Actually, this objection isn’t really an objection at all, because it rests on a misconception about what the human mind really is. The body mind dualism, as modern neuroscience reveals, is merely a perception which is generated by the brain. But impede brain function and the perception of self, and of the mind, terminates. Thus there is no such thing as independent minds. There are only brains.
Ignosticism Applied to Theistic Belief in God
Since they have shifted the definition of God to mean something that is unfalsifiable, there definition is not feasible for the very reason it cannot be validated and confirmed, and therefor their definition is rendered meaningless. Thus any conversation they wish to have about their God is equally as meaningless, because to talk about God is to talk about a meaningless subject.
By extension, they cannot talk about their experiences as meaningful, since they are merely anecdotal. Michael Shermer points out in his new book The Believing Brain, that the only way to circumvent a false positive is through science and the only way to prove an anecdotal claim is to test it.
Grandma’s cancer was cured by drinking seaweed extract, you say? Well test that hypothesis! Take some cancer patients and do a study. Give some of them the seaweed extract, and don’t given any to the control group. Instead, feed them a placebo of green Kool-aid, or whatever. Now, write down what happens. Oh, the seaweed didn’t actually cure anyone with cancer and they all died alongside the Kool-aid victims? Well then, it’s not likely Grandma’s daily dose of seaweed extract saved her from her hideous bout of cancer. Prayer, seaweed extract, same difference. Both are failed hypothesis.
When a theist claims their God transcends all, this means that their experience is void, because there would be no feasible way to test the claims of their experience(s) against this transcendent God. In other words, they have obscured their definition of God so much that it has become unfalsifiable.
Ergo, the theist could never know if their claims about God were real or imagined. Unable to know anything about God, his existence, or how he interacts with us means to talk about God at all would prove meaningless. Belief in God is therefore meaningless.

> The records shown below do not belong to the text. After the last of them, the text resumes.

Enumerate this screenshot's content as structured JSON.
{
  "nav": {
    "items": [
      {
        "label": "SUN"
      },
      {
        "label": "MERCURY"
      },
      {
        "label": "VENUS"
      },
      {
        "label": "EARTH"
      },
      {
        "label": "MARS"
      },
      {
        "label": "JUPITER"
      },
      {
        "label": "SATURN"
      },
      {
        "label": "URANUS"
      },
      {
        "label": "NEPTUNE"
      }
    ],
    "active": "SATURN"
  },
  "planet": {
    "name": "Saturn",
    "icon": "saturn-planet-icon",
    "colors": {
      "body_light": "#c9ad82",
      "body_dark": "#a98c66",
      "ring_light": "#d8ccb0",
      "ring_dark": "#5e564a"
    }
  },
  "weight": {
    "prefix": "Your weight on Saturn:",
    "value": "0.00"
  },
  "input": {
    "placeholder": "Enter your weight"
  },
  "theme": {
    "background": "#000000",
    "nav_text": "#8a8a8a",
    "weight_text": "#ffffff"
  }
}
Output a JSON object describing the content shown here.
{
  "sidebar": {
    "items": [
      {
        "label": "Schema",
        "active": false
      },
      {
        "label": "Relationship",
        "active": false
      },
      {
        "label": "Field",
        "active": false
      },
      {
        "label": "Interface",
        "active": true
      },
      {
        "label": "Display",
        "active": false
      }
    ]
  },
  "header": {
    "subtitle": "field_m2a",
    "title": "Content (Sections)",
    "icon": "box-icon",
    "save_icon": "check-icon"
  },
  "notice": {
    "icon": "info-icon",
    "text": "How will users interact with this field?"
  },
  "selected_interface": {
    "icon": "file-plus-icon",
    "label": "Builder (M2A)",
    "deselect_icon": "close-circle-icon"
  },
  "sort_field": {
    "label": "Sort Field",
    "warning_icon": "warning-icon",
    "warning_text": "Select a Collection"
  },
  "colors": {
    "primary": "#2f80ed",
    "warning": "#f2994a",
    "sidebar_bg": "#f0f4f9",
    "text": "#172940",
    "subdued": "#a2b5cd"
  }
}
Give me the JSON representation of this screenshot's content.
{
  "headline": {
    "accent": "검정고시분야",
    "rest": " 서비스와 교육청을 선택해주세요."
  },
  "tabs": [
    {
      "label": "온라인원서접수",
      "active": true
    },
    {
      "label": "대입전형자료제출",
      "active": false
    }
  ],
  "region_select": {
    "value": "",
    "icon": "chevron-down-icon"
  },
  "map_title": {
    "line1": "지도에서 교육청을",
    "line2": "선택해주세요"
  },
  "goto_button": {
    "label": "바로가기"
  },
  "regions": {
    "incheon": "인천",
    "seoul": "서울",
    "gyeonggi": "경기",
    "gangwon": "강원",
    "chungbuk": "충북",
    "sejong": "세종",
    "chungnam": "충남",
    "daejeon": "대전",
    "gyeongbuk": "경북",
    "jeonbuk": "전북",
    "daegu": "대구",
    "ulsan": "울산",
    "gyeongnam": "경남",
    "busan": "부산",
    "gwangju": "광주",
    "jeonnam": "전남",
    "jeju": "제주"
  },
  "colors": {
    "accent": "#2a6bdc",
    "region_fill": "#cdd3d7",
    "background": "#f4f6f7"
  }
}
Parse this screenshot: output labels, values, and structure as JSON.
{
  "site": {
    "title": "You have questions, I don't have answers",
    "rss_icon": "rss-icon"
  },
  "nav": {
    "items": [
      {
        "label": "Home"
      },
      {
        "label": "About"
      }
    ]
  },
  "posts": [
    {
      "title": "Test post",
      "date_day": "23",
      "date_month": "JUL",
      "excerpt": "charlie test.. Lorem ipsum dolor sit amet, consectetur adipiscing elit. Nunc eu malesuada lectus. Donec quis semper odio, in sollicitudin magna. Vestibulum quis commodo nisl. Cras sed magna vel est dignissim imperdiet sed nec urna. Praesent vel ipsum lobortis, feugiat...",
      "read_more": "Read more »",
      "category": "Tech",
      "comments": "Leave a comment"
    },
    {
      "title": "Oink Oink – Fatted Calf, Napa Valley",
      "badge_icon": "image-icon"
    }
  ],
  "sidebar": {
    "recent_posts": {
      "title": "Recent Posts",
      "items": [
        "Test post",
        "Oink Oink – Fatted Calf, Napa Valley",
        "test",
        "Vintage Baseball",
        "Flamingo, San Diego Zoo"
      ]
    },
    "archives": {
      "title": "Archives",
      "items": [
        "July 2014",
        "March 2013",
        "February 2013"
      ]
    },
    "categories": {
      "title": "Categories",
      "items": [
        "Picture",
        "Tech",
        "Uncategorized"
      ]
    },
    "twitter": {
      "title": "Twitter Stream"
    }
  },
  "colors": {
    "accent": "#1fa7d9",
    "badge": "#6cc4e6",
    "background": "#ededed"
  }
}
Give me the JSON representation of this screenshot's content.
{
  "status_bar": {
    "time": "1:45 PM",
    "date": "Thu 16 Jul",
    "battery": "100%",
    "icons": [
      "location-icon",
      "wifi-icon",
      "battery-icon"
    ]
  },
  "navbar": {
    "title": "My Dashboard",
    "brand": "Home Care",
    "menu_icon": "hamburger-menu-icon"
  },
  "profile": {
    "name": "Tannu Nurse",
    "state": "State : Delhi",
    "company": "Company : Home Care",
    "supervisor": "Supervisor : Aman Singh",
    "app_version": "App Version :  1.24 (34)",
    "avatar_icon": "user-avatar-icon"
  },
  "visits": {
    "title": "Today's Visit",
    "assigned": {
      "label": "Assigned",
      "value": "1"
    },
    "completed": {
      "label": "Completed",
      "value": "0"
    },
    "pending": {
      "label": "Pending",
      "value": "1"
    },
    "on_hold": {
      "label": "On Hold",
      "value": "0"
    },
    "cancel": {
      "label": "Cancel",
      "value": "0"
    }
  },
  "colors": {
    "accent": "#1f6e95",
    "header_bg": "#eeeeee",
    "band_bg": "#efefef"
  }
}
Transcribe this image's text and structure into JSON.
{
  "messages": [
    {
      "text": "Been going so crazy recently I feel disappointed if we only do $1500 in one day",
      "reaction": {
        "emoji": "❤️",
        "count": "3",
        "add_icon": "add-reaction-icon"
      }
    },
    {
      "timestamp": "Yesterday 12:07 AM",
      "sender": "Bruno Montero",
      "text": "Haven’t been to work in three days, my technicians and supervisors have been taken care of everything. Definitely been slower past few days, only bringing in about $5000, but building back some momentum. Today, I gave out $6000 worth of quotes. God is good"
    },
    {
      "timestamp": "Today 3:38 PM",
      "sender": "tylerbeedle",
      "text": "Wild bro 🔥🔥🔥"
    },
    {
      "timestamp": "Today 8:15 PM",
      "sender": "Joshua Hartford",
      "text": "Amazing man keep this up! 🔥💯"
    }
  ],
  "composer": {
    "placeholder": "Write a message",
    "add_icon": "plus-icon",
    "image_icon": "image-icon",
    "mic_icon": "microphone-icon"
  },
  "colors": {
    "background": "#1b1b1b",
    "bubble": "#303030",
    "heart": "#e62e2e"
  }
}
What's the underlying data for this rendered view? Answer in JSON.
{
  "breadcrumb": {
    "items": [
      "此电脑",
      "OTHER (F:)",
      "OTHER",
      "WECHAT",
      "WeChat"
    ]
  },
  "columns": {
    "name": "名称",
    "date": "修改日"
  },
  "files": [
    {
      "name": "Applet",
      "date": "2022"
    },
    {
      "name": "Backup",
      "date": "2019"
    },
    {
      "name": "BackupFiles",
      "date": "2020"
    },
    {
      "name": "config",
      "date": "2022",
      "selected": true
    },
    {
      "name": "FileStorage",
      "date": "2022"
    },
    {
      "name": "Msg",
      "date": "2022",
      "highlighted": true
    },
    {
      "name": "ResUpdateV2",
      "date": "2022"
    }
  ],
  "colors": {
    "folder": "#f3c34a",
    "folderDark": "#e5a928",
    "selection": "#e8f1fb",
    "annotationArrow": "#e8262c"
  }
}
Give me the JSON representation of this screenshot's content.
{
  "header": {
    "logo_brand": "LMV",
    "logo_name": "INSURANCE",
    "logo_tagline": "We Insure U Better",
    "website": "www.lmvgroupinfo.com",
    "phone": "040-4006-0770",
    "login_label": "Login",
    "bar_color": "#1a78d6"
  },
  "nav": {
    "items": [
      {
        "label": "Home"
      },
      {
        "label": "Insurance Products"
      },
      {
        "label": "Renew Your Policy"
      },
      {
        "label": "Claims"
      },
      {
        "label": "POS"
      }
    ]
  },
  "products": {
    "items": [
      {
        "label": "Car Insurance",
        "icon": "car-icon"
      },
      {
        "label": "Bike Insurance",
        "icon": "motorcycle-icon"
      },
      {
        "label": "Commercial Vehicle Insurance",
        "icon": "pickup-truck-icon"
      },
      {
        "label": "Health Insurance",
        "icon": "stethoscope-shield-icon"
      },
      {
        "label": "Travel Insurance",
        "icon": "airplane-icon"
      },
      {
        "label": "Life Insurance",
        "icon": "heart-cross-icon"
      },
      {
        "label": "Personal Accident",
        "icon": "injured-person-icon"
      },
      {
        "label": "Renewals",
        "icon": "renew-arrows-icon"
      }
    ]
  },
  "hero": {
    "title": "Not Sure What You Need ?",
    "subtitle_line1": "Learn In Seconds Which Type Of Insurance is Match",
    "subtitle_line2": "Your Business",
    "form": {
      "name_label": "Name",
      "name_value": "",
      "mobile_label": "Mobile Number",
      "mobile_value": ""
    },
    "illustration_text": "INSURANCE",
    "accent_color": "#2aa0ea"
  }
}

In conclusion, Type II cognitive errors seem to be the basis for shifting theological opinions, which, in turn, lead the believer to generate varying definitions of God. I contend that this, followed to its rational conclusion, means that definitions of God will perpetually be shifting and generated anew as the brain continues making Type II errors. Definitions of God being superfluous, Ignosticism states that in order for the definition of God to be meaningful, or experience to be comprehensible, a coherent description of God must be provided. This description providing satisfactory definition, then, must digress to something falsifiable or it appears there is nothing at all to base the description on.
It is a controversial conclusion to be sure, and I would be willing to listen to any objections anyone might have, but as far as I can tell, Ignosticism remains the strongest and most devastating argument against, not only God, but all gods.
For an introduction to Type I and Type II cognitive errors and the science behind determining them I highly recommend Michael Shermer’s Believing Brain.
Rather than a hypothetical tribal community, some real anthropological case studies of superstitious beliefs in primitive tribal cultures can be found in Pascal Boyer’s Religion Explained and David Eller’s Atheism Advanced.
For more on Evolutionary theory and pigeons in Skinner boxes see Richard Dawkins’ The Greatest Show on Earth.